Department of Applied Mathematics, University of Colorado Boulder, Boulder, United States.
Department of Neuroscience, University of Pennsylvania, Philadelphia, United States.
Elife. 2022 Oct 25;11:e79824. doi: 10.7554/eLife.79824.
Models based on normative principles have played a major role in our understanding of how the brain forms decisions. However, these models have typically been derived for simple, stable conditions, and their relevance to decisions formed under more naturalistic, dynamic conditions is unclear. We previously derived a normative decision model in which evidence accumulation is adapted to fluctuations in the evidence-generating process that occur during a single decision (Glaze et al., 2015), but the evolution of commitment rules (e.g. thresholds on the accumulated evidence) under dynamic conditions is not fully understood. Here, we derive a normative model for decisions based on changing contexts, which we define as changes in evidence quality or reward, over the course of a single decision. In these cases, performance (reward rate) is maximized using decision thresholds that respond to and even anticipate these changes, in contrast to the static thresholds used in many decision models. We show that these adaptive thresholds exhibit several distinct temporal motifs that depend on the specific predicted and experienced context changes and that adaptive models perform robustly even when implemented imperfectly (noisily). We further show that decision models with adaptive thresholds outperform those with constant or urgency-gated thresholds in accounting for human response times on a task with time-varying evidence quality and average reward.
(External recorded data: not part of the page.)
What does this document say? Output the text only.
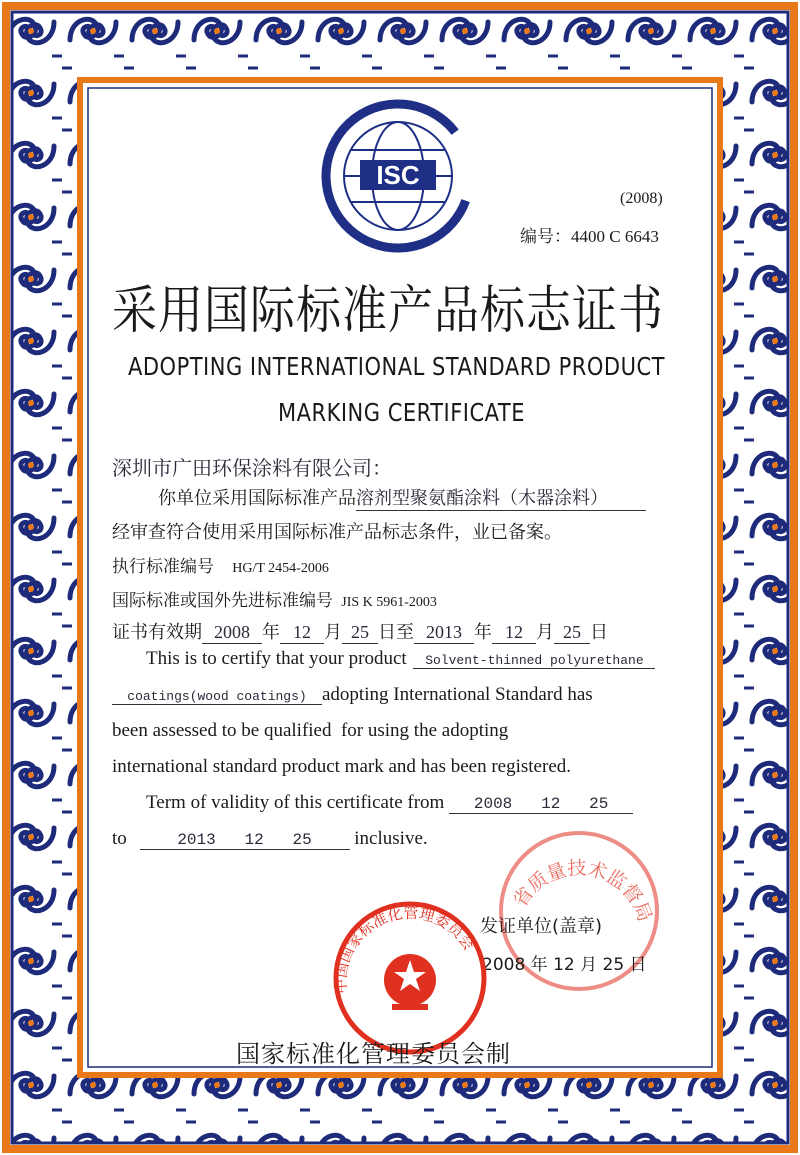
ISC
(2008)
编号：4400 C 6643
采用国际标准产品标志证书
ADOPTING INTERNATIONAL STANDARD PRODUCT
MARKING CERTIFICATE
深圳市广田环保涂料有限公司：
你单位采用国际标准产品溶剂型聚氨酯涂料（木器涂料）
经审查符合使用采用国际标准产品标志条件，业已备案。
执行标准编号 HG/T 2454-2006
国际标准或国外先进标准编号 JIS K 5961-2003
证书有效期 2008 年 12 月 25 日至 2013 年 12 月 25 日
This is to certify that your product Solvent-thinned polyurethane
coatings(wood coatings) adopting International Standard has
been assessed to be qualified  for using the adopting
international standard product mark and has been registered.
Term of validity of this certificate from 2008   12   25
to	2013   12   25 inclusive.
省质量技术监督局
发证单位(盖章)
2008 年 12 月 25 日
中国国家标准化管理委员会
国家标准化管理委员会制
These results further link normative and neural decision-making while expanding our view of both as dynamic, adaptive processes that update and use expectations to govern both deliberation and commitment.
基于规范原则的模型在我们理解大脑如何做出决策方面发挥了重要作用。然而,这些模型通常是针对简单、稳定的情况推导出来的,它们与在更自然、动态的条件下形成的决策的相关性尚不清楚。我们之前推导出了一个规范性决策模型,在该模型中,证据积累会适应单个决策过程中发生的证据生成过程的波动(Glaze 等人,2015 年),但在动态条件下承诺规则(例如,对累积证据的阈值)的演变尚不完全清楚。在这里,我们推导出了一个基于变化中的上下文的规范性决策模型,我们将其定义为单个决策过程中证据质量或奖励的变化。在这些情况下,使用响应甚至预测这些变化的决策阈值可以最大化性能(奖励率),与许多决策模型中使用的静态阈值形成对比。我们表明,这些自适应阈值表现出几种不同的时间模式,这些模式取决于具体的预测和经验上下文变化,并且即使在实现不完美(嘈杂)的情况下,自适应模型也能稳健地执行。我们进一步表明,在具有时变证据质量和平均奖励的任务中,具有自适应阈值的决策模型在解释人类反应时间方面优于具有固定或紧急门限的决策模型。这些结果进一步将规范性和神经决策联系起来,同时扩展了我们对这两者都是动态、自适应过程的看法,这些过程会更新并使用期望来管理审议和承诺。